SM: Very simply it was this. Going back to Kevin Kelly, he once showed me some bonus features of the first Matrix movie. They were doing an interview with Keanu Reeves. Keanu was talking about some things Laurence Fishburne, Carrie-Anne Moss, and he had to do to prepare for the movie. He said, even before they could read the script, there were some books they had to read. One of those books was called Out of Control by Kevin Kelly. I saw the movie and read his book. Whole chapters on concepts were used by the Wachowski brothers. He also conceptualized some of the stuff from Minority Report. So, I thought, if we’re going to do a graphic novel, we have to use it as a vehicle to get some of Kevin’s ideas into popular culture. So, at the time he was fascinated with this whole concept of parallel universes. Quantum physics. Particles and how they interact with each other. So his idea was a mashup of parallel universes, quantum physics, robotics, human consciousness and artificial intelligence. It hovered around fact/fiction. There’s a rule we all follow when it comes to high concepts of science fiction. That is the willing suspension of disbelief. We all do it. If we didn’t, we would immediately dismiss this as impossible. So, what we wanted to do was add a second rule. A post-experience rule. That is after they finish reading the book, they walk away going, “Could this be true?”

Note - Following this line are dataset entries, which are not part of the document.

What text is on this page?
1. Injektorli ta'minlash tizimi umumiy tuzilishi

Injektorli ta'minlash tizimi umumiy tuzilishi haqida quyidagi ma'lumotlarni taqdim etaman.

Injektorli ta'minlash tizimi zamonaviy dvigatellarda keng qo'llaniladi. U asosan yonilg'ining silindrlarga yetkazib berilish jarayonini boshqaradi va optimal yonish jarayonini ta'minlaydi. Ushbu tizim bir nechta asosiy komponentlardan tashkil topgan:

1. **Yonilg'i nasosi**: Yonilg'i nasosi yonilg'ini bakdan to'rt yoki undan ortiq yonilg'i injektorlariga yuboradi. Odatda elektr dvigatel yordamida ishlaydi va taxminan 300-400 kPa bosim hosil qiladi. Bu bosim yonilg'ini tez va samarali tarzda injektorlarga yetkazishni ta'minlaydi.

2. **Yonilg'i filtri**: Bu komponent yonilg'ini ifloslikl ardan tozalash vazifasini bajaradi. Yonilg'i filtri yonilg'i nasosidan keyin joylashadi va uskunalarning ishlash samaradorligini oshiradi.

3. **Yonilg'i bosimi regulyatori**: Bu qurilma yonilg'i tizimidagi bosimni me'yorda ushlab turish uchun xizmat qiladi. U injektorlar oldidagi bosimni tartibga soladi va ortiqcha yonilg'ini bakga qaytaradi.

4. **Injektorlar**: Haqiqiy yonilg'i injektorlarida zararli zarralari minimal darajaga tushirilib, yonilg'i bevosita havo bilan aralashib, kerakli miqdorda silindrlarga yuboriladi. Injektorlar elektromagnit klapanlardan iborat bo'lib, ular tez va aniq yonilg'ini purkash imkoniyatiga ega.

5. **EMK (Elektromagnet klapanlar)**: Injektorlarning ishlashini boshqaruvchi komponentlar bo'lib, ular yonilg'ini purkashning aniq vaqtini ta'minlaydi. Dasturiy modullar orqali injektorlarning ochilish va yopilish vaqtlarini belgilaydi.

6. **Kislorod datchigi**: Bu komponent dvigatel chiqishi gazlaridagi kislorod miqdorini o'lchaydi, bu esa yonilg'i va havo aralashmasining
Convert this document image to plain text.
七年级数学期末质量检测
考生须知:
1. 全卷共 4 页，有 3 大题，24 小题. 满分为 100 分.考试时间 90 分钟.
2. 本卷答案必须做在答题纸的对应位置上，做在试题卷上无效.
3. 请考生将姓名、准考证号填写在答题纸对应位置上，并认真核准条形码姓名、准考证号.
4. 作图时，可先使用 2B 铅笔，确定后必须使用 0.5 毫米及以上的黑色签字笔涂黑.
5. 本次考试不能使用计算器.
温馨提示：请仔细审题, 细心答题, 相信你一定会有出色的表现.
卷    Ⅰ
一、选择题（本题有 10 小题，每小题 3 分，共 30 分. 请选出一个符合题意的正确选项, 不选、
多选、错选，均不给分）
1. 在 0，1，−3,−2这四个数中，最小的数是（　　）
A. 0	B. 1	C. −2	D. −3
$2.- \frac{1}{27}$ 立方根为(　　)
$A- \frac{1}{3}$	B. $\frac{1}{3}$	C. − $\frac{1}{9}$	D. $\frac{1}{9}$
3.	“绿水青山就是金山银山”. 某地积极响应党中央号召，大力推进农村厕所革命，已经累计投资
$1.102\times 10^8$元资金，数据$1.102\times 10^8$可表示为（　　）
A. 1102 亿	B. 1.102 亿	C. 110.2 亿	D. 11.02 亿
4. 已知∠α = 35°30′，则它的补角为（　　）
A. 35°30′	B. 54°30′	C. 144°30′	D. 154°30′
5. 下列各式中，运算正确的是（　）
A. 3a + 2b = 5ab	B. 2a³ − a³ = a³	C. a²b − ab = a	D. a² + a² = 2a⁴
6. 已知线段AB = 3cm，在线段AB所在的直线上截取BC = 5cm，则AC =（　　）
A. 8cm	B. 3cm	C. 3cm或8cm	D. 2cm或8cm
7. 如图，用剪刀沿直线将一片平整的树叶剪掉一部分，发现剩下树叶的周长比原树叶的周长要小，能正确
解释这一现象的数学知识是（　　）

SC_FAN_LOVE_1So our story elements all create entry points for certain people. If you’re a new-ager, or religious, or a quantum physicist, or a futurist, or into robotics, or a teen who feels no one understands them, or a mystic, there’s a point of entry for you in The Silver Cord. Peter Schwartz is a well-known futurist and atheist. He read the book, loved it, gave us a great write-up. He said the book had him thinking.

IM: What is your assessment of today’s independent comic book industry, and what do you think the industry needs?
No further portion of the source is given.